Осторожность. Я молчал.
— Наша область гордится тем, что принимает такого высокого гостя, — сказал зам по. — Мы благодарны Вашему высочеству за все, что Вы соблаговолите сделать для департамента Лот, и обещаем сохранить Ваше инкогнито. Обязуемся заткнуть глотку комиссару Отченашу. Он запросил центральную базу данных и установил, что настоящее ваше имя — Пехлеви. Дело, наверно, было в простой опечатке…

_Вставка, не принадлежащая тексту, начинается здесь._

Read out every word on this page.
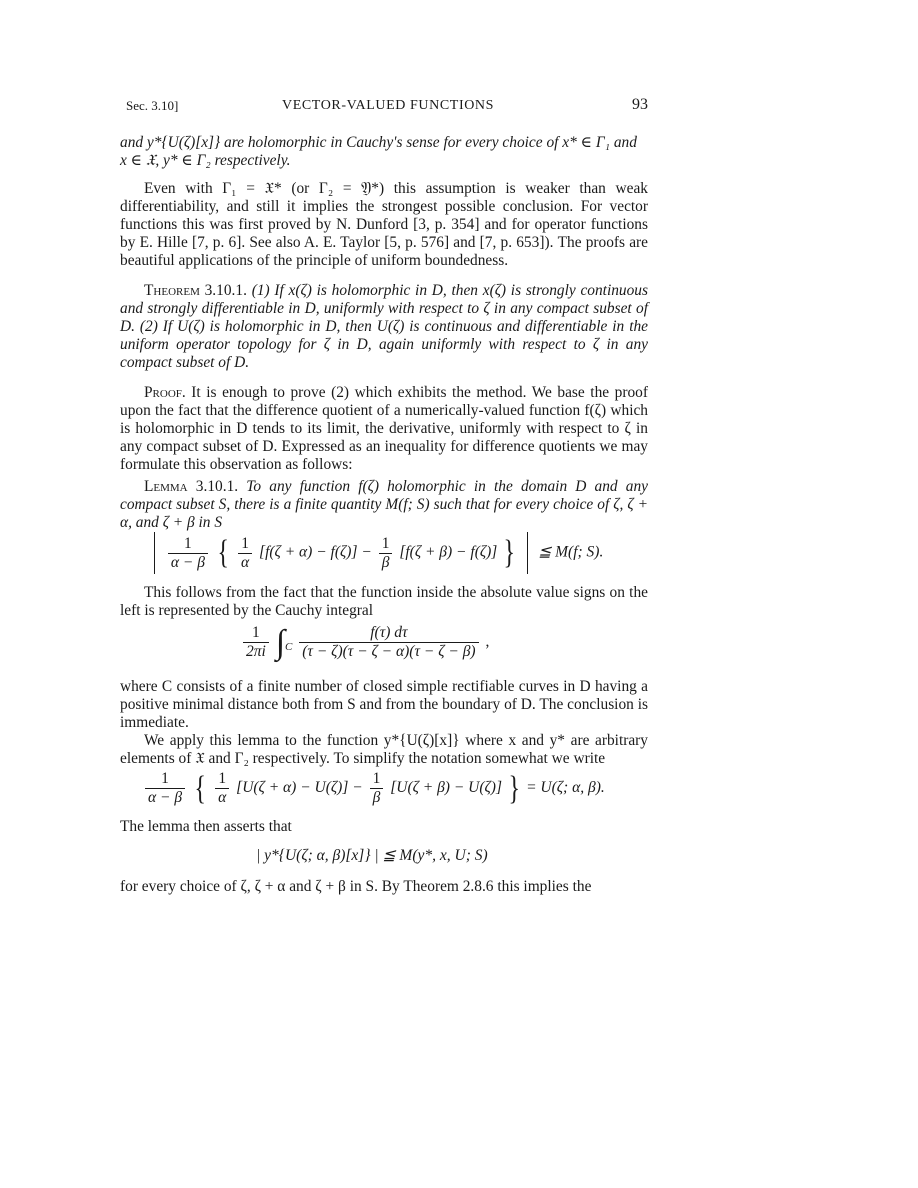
Sec. 3.10]	VECTOR-VALUED FUNCTIONS	93
and y*{U(ζ)[x]} are holomorphic in Cauchy's sense for every choice of x* ∈ Γ₁ and
x ∈ 𝔛, y* ∈ Γ₂ respectively.
Even with Γ₁ = 𝔛* (or Γ₂ = 𝔜*) this assumption is weaker than weak differentiability, and still it implies the strongest possible conclusion. For vector functions this was first proved by N. Dunford [3, p. 354] and for operator functions by E. Hille [7, p. 6]. See also A. E. Taylor [5, p. 576] and [7, p. 653]). The proofs are beautiful applications of the principle of uniform boundedness.
Theorem 3.10.1. (1) If x(ζ) is holomorphic in D, then x(ζ) is strongly continuous and strongly differentiable in D, uniformly with respect to ζ in any compact subset of D. (2) If U(ζ) is holomorphic in D, then U(ζ) is continuous and differentiable in the uniform operator topology for ζ in D, again uniformly with respect to ζ in any compact subset of D.
Proof. It is enough to prove (2) which exhibits the method. We base the proof upon the fact that the difference quotient of a numerically-valued function f(ζ) which is holomorphic in D tends to its limit, the derivative, uniformly with respect to ζ in any compact subset of D. Expressed as an inequality for difference quotients we may formulate this observation as follows:
Lemma 3.10.1. To any function f(ζ) holomorphic in the domain D and any compact subset S, there is a finite quantity M(f; S) such that for every choice of ζ, ζ + α, and ζ + β in S

$\frac{1}{\alpha - \beta}$ { $\frac{1}{\alpha} [f(\zeta + \alpha) - f(\zeta)] - \frac{1}{\beta} [f(\zeta + \beta) - f(\zeta)]$ } ≦ M(f; S).
This follows from the fact that the function inside the absolute value signs on the left is represented by the Cauchy integral
$\frac{1}{2\pi i} \int_C \frac{f(\tau) d\tau}{(\tau - \zeta)(\tau - \zeta - \alpha)(\tau - \zeta - \beta)}$ ,
where C consists of a finite number of closed simple rectifiable curves in D having a positive minimal distance both from S and from the boundary of D. The conclusion is immediate.
We apply this lemma to the function y*{U(ζ)[x]} where x and y* are arbitrary elements of 𝔛 and Γ₂ respectively. To simplify the notation somewhat we write
$\frac{1}{\alpha - \beta}$ { $\frac{1}{\alpha} [U(\zeta + \alpha) - U(\zeta)] - \frac{1}{\beta} [U(\zeta + \beta) - U(\zeta)]$ } = U(ζ; α, β).
The lemma then asserts that
| y*{U(ζ; α, β)[x]} | ≦ M(y*, x, U; S)
for every choice of ζ, ζ + α and ζ + β in S. By Theorem 2.8.6 this implies the
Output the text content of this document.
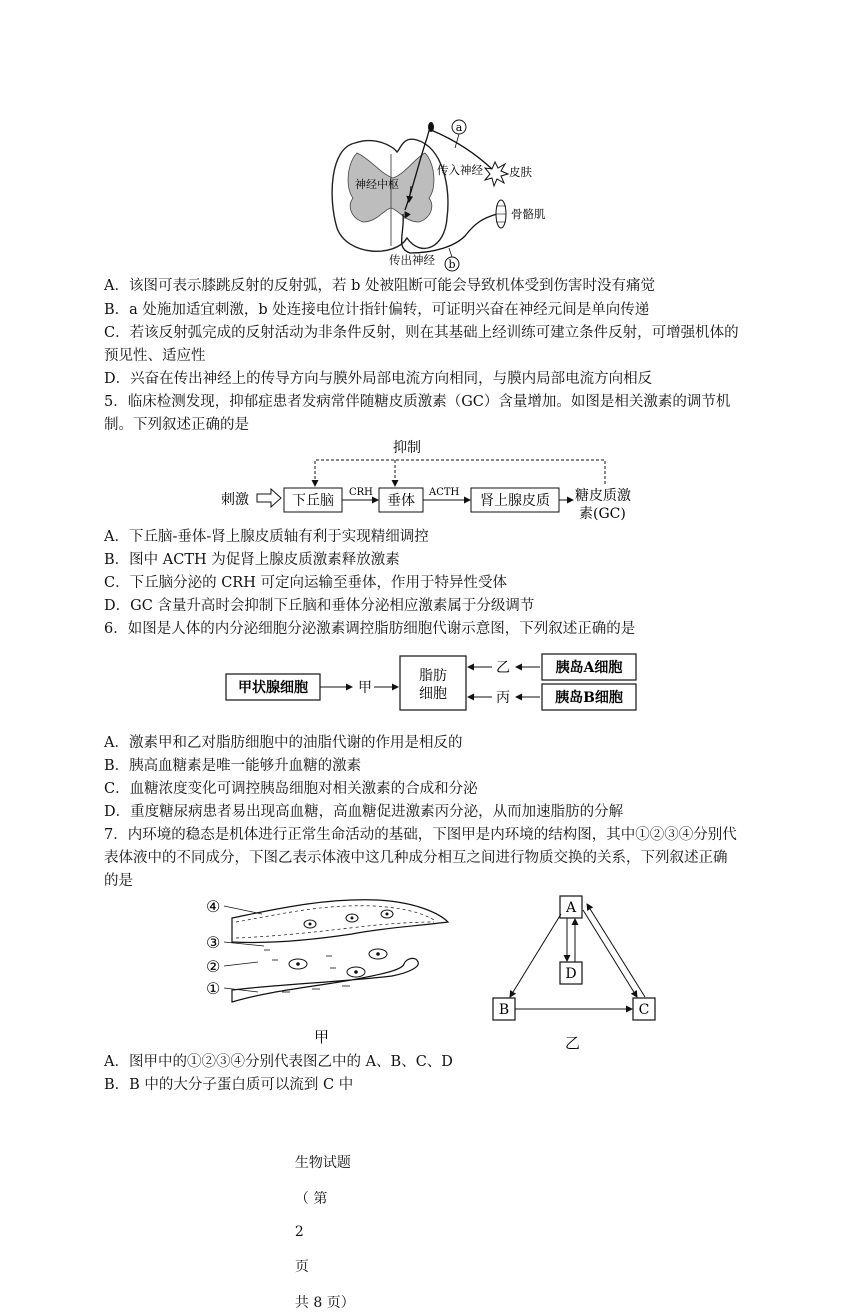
a
b
神经中枢
传入神经 皮肤
骨骼肌
传出神经
A．该图可表示膝跳反射的反射弧，若 b 处被阻断可能会导致机体受到伤害时没有痛觉
B．a 处施加适宜刺激，b 处连接电位计指针偏转，可证明兴奋在神经元间是单向传递
C．若该反射弧完成的反射活动为非条件反射，则在其基础上经训练可建立条件反射，可增强机体的
预见性、适应性
D．兴奋在传出神经上的传导方向与膜外局部电流方向相同，与膜内局部电流方向相反
5．临床检测发现，抑郁症患者发病常伴随糖皮质激素（GC）含量增加。如图是相关激素的调节机
制。下列叙述正确的是
抑制
刺激	下丘脑
CRH
垂体
ACTH
肾上腺皮质 糖皮质激
素(GC)
A．下丘脑-垂体-肾上腺皮质轴有利于实现精细调控
B．图中 ACTH 为促肾上腺皮质激素释放激素
C．下丘脑分泌的 CRH 可定向运输至垂体，作用于特异性受体
D．GC 含量升高时会抑制下丘脑和垂体分泌相应激素属于分级调节
6．如图是人体的内分泌细胞分泌激素调控脂肪细胞代谢示意图，下列叙述正确的是
甲状腺细胞	甲
脂肪
细胞
乙
丙
胰岛A细胞
胰岛B细胞
A．激素甲和乙对脂肪细胞中的油脂代谢的作用是相反的
B．胰高血糖素是唯一能够升血糖的激素
C．血糖浓度变化可调控胰岛细胞对相关激素的合成和分泌
D．重度糖尿病患者易出现高血糖，高血糖促进激素丙分泌，从而加速脂肪的分解
7．内环境的稳态是机体进行正常生命活动的基础，下图甲是内环境的结构图，其中①②③④分别代
表体液中的不同成分，下图乙表示体液中这几种成分相互之间进行物质交换的关系，下列叙述正确
的是
④
③
②
①
甲
A
D
B	C
乙
A．图甲中的①②③④分别代表图乙中的 A、B、C、D
B．B 中的大分子蛋白质可以流到 C 中

生物试题

（ 第

2

页

共 8 页）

— Это не опечатка, а клевета! Черт возьми, меня зовут не Пехлеви…
— Конечно, конечно…
— Просто они допрашивали меня с тестами и всем таким прочим, и я сказал, что я наполовину еврей. Наполовину Павлович, наполовину еврей. А наполовину югослав, а мог быть чех, но мой отец не еврей, и фамилия его не Леви. Не чех, не Леви, а Павлович и полуеврей. А не чех. Я не отказываюсь от корней, просто на всякий случай принимаю меры предосторожности. Я им десять раз повторял, что я не чех Леви, у меня и так проблем хватает. С чего они написали Пехлеви — не знаю. Но зовут меня Павлович, хотя, конечно, на самом деле нет. Тут они успокоились. Мы нашли общий язык.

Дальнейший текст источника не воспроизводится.